Adelup lying about Chris Duenas’s support of raises
Senators were surprised Thursday to discover Gov. Lou Leon Guerrero’s original pay raise proposal had failed to include about $7 million in funding needed to include General Pay Plan employees of the Guam Department of Education. The republican leader of the legislature, Sen. Frank Blas, Jr., raised concerns the new proposal has a substantially higher price tag – about $24 million for this fiscal year alone and nearly $50 million for next year – than the $16 million the governor initially told senators she needed.
“We want the raises to happen for the employees,” Sen. Chris Duenas said, “but we don’t want to leave out the DOE employees, and I don’t think it’s right that people making six figures will get a 22 percent pay raise.”
That was another detail senators discovered, to their chagrin, at a meeting of the legislative Committee on Rules, chaired by Sen. Chris Barnett.
Adelup and a faction of the Democratic Party of Guam have been making false statements about Mr. Duenas’s stance on the pay raises, saying the senator opposes them.
“That’s a lie,” Mr. Duenas told Kandit in an in-studio interview Friday. “I support the 22 percent pay raise for the rank and file employees. What I don’t support is giving a $22,000 pay raise to someone making $100,000.”
The senator said Mr. Barnett’s meeting revealed droves of high-paid General Pay Plan members in the executive branch would be entitled to the same 22 percent pay raise as public employees making only $22,000 a year. Under such a scenario, someone with an annual gross salary of $22,000 would get a $4,840 annual pay raise, while an employee currently paid $100,000 a year will get a pay raise “that’s equivalent to an entire salary for a new employee,” the senator said.
“How can this be truly about recruitment if the lower-paid employees are getting nothing compared to the six-figure employees,” the senator said.

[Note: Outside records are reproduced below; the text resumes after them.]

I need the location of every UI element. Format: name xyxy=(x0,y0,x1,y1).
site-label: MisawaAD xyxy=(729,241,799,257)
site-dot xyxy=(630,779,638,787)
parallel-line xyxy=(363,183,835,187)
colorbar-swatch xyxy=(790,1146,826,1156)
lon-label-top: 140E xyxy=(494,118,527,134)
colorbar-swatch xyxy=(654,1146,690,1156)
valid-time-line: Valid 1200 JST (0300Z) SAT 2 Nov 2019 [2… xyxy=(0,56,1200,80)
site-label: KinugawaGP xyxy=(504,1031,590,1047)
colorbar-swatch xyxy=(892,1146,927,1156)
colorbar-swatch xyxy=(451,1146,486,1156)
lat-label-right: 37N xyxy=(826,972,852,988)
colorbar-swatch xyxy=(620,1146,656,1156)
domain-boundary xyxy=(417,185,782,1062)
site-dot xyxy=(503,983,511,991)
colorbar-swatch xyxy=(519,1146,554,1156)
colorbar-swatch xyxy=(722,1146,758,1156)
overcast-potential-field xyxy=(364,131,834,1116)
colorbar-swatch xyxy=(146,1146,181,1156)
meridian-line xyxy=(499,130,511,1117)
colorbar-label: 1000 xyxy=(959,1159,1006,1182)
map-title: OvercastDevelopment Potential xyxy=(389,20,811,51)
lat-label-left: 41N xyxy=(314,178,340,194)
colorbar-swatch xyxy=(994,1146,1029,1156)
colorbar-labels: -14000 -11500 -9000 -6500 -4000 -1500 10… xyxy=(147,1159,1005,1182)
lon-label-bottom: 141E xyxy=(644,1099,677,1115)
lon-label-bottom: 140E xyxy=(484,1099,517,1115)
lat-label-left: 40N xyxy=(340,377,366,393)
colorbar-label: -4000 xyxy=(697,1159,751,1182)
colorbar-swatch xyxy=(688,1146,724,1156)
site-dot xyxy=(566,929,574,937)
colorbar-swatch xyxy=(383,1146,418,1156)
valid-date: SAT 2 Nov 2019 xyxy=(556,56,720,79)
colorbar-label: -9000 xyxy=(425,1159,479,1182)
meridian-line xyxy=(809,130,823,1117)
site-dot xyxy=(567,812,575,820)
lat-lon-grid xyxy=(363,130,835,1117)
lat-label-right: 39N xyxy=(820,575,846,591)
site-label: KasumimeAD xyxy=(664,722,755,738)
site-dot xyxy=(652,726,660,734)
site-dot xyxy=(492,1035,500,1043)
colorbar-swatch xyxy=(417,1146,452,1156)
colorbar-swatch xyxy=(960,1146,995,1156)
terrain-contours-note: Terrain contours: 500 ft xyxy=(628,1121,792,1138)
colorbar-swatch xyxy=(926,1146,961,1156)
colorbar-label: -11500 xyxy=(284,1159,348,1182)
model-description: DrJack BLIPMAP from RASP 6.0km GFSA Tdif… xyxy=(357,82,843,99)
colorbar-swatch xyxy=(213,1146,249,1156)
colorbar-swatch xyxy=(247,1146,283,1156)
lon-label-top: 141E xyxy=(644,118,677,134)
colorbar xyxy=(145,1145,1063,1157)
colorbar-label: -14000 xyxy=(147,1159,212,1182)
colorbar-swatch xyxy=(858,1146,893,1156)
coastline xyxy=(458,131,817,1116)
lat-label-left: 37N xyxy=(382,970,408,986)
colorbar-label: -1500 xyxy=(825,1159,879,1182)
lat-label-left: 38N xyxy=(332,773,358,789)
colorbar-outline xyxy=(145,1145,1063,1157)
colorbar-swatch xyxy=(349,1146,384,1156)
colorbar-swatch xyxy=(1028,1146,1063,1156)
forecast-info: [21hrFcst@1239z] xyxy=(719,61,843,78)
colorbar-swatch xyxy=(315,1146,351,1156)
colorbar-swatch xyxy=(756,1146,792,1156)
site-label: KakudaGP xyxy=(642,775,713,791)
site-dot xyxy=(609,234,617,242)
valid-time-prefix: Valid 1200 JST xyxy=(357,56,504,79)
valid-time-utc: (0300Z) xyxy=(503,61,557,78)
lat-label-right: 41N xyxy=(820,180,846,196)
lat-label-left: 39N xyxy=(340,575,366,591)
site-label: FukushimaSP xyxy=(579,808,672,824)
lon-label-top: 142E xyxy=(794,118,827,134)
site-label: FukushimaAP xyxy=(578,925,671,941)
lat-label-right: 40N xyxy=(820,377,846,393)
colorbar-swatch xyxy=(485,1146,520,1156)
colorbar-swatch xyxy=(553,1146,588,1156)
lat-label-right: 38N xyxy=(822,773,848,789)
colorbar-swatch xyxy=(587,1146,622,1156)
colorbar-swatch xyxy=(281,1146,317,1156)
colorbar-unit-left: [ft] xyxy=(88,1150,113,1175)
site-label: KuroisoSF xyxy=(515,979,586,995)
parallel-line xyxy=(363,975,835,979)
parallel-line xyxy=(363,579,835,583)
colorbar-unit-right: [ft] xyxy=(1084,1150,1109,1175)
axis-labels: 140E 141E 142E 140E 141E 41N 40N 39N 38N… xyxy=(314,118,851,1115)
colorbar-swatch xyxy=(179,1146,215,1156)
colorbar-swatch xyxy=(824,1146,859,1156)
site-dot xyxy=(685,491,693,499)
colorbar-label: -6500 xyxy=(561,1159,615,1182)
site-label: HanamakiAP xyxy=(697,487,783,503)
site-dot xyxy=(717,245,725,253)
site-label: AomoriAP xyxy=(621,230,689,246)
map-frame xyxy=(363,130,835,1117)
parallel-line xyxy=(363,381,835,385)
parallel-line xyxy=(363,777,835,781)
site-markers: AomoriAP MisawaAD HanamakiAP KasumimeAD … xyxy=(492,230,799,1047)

The solution he said he and other senators will be considering is either to cut out six-figure employees from the raises, or to establish a sliding scale that reduces the percentage increase the higher the pay bracket in the six-figure categories.
“We can save millions by doing this, and send those millions to where it’s needed most: the schools,” Mr. Duenas said.
The conservative senator from Tamuning questioned Adelup’s priorities and motives as the administration pushes pay raises for six-figure employees while remaining silent on “the schools that are falling apart at the seams.”
As for the administration’s attacks on Mr. Duenas, Sen. Blas called out the governor for, again, failing to be transparent with both the public and the legislature.
“Of concern to Senator Duenas and the other Republican members of the 37th Guam Legislature’s Rules Committee was the lack of transparency and blatant attempt to place a bill that was substantially costlier and different than what was introduced and discussed in the bill’s public hearing,” Mr. Blas said in a news release Thursday evening.
“It’s sad that they originally left out the cost for GDOE when they told us $16 million, because they based their whole argument on the need to hire DOE employees in order to repair schools,” Mr. Duenas said. “We republicans are not going to leave out the schools.”